Physical Helps for Parkinson’s Patientsb

◼ Firm chairs, slanted forward, are easier to get out of than low, deep, soft ones.

◼ A rail by the bed and by the toilet helps the patient to get up.

◼ A bed pull (a cord attached to the end of the bed) can assist the patient to sit up and turn over.

◼ A shower caddy holding needed items at about shoulder level, soap on a rope, and a sponge on a handle may be useful in showering.

◼ On clothing, pull-apart closures like Velcro are easier to handle than buttons or zippers.

[Footnotes]

b As suggested by the booklet Aids, Equipment and Suggestions to Help the Patient With Parkinson’s Disease in the Activities of Daily Living, published by the American Parkinson Disease Association.

[Box/​Picture on page 15]

What Causes Parkinson’s?

This is what the medical profession wanted to know right up until the 1960’s. In fact, the root cause is still not known, but the cause of the symptoms has been found.

In the brain stem, about level with the top of your ears, is a plate of dark nerve tissue called the substantia nigra, or black substance. The substantia nigra is part of a feedback system for the brain and produces a chemical messenger for nerve transmission called dopamine that is used deep inside the brain for modulating or smoothing out movement of the body.

In Parkinson’s patients, 80 percent or more of this nerve tissue is lost. Because of a lack of dopamine, a precious balance with another nerve messenger, acetylcholine, is also lost. This brings on the symptoms.

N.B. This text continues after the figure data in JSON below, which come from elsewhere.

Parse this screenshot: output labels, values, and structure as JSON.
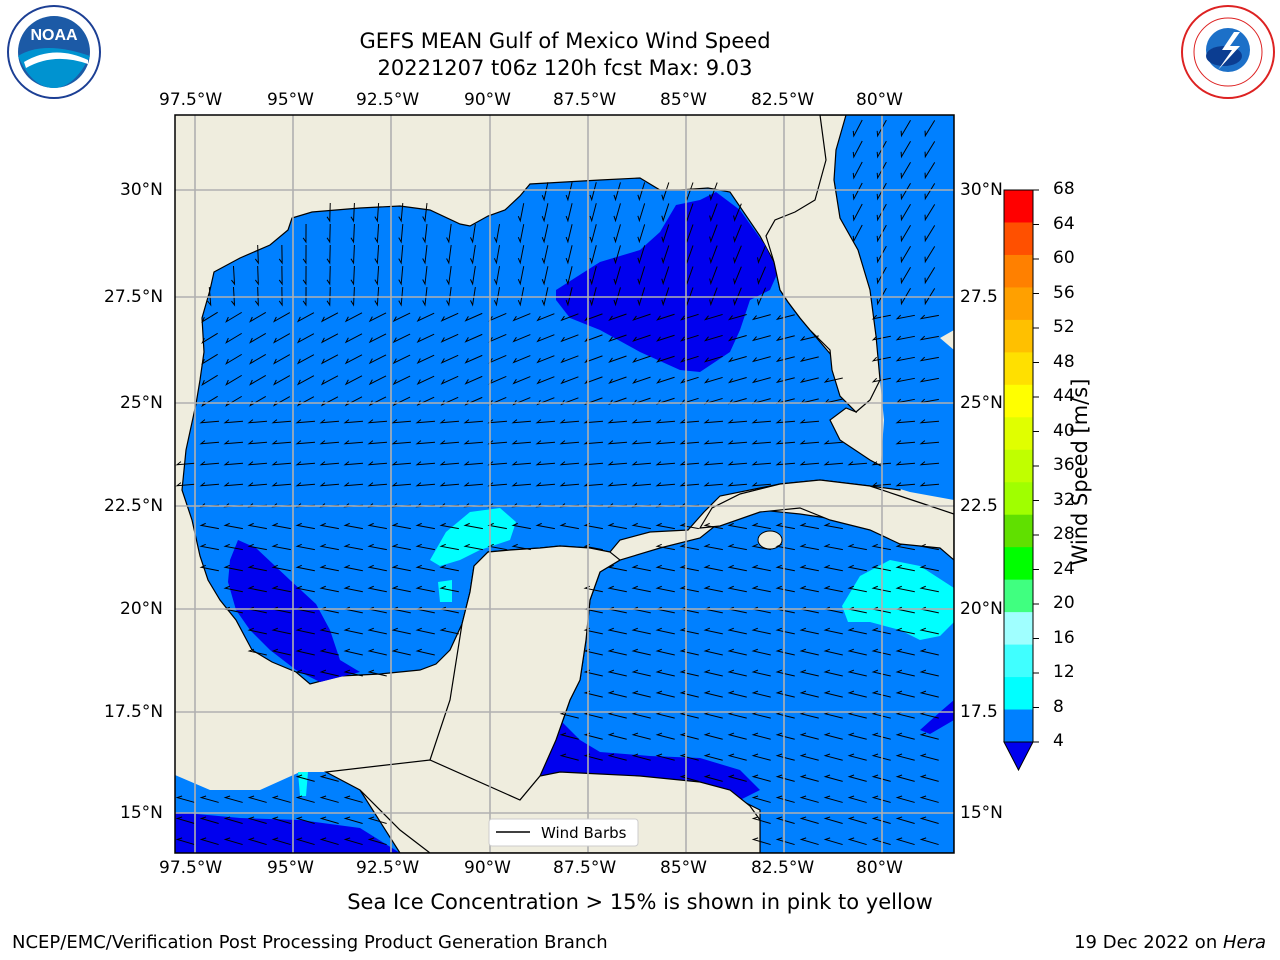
{
  "title": {
    "line1": "GEFS MEAN Gulf of Mexico Wind Speed",
    "line2": "20221207 t06z 120h fcst   Max: 9.03"
  },
  "map": {
    "lon_labels": [
      "97.5°W",
      "95°W",
      "92.5°W",
      "90°W",
      "87.5°W",
      "85°W",
      "82.5°W",
      "80°W"
    ],
    "lat_labels": [
      "30°N",
      "27.5°N",
      "25°N",
      "22.5°N",
      "20°N",
      "17.5°N",
      "15°N"
    ],
    "lat_labels_right": [
      "30°N",
      "27.5",
      "25°N",
      "22.5",
      "20°N",
      "17.5",
      "15°N"
    ],
    "legend_label": "Wind Barbs",
    "land_color": "#efedde",
    "ocean_colors": {
      "4-8": "#0080ff",
      "below_4": "#0000ee",
      "8-12": "#00ffff"
    }
  },
  "colorbar": {
    "label": "Wind Speed [m/s]",
    "ticks": [
      "68",
      "64",
      "60",
      "56",
      "52",
      "48",
      "44",
      "40",
      "36",
      "32",
      "28",
      "24",
      "20",
      "16",
      "12",
      "8",
      "4"
    ],
    "colors": [
      "#ff0000",
      "#ff2000",
      "#ff5000",
      "#ff8000",
      "#ffa000",
      "#ffc000",
      "#ffe000",
      "#ffff00",
      "#e0ff00",
      "#c0ff00",
      "#a0ff00",
      "#60e000",
      "#00ff00",
      "#40ff80",
      "#a0ffff",
      "#40ffff",
      "#00ffff",
      "#0080ff"
    ],
    "extend_color": "#0000ee"
  },
  "subtitle": "Sea Ice Concentration > 15% is shown in pink to yellow",
  "footer": {
    "left": "NCEP/EMC/Verification Post Processing Product Generation Branch",
    "date": "19 Dec 2022 on ",
    "machine": "Hera"
  },
  "logos": {
    "left": "noaa-logo",
    "right": "nws-logo",
    "noaa_text": "NOAA"
  }
}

Why the substantia nigra degenerates, and why only it does, is still a mystery. The disease is evidently not hereditary, although there is now some evidence that susceptibility may be. In some cases, the symptoms are not due to Parkinson’s at all but to adverse reactions to certain drugs, such as reserpine and phenothiazine, which are used at times to control high blood pressure and mental imbalance. Withdrawal of these medications generally restores normality. Other recent cases are due to new “designer drugs” that look and act like heroin. When bad batches of these have been used, they have irreversibly destroyed the substantia nigra in those who have taken them, producing a condition indistinguishable from true Parkinson’s disease.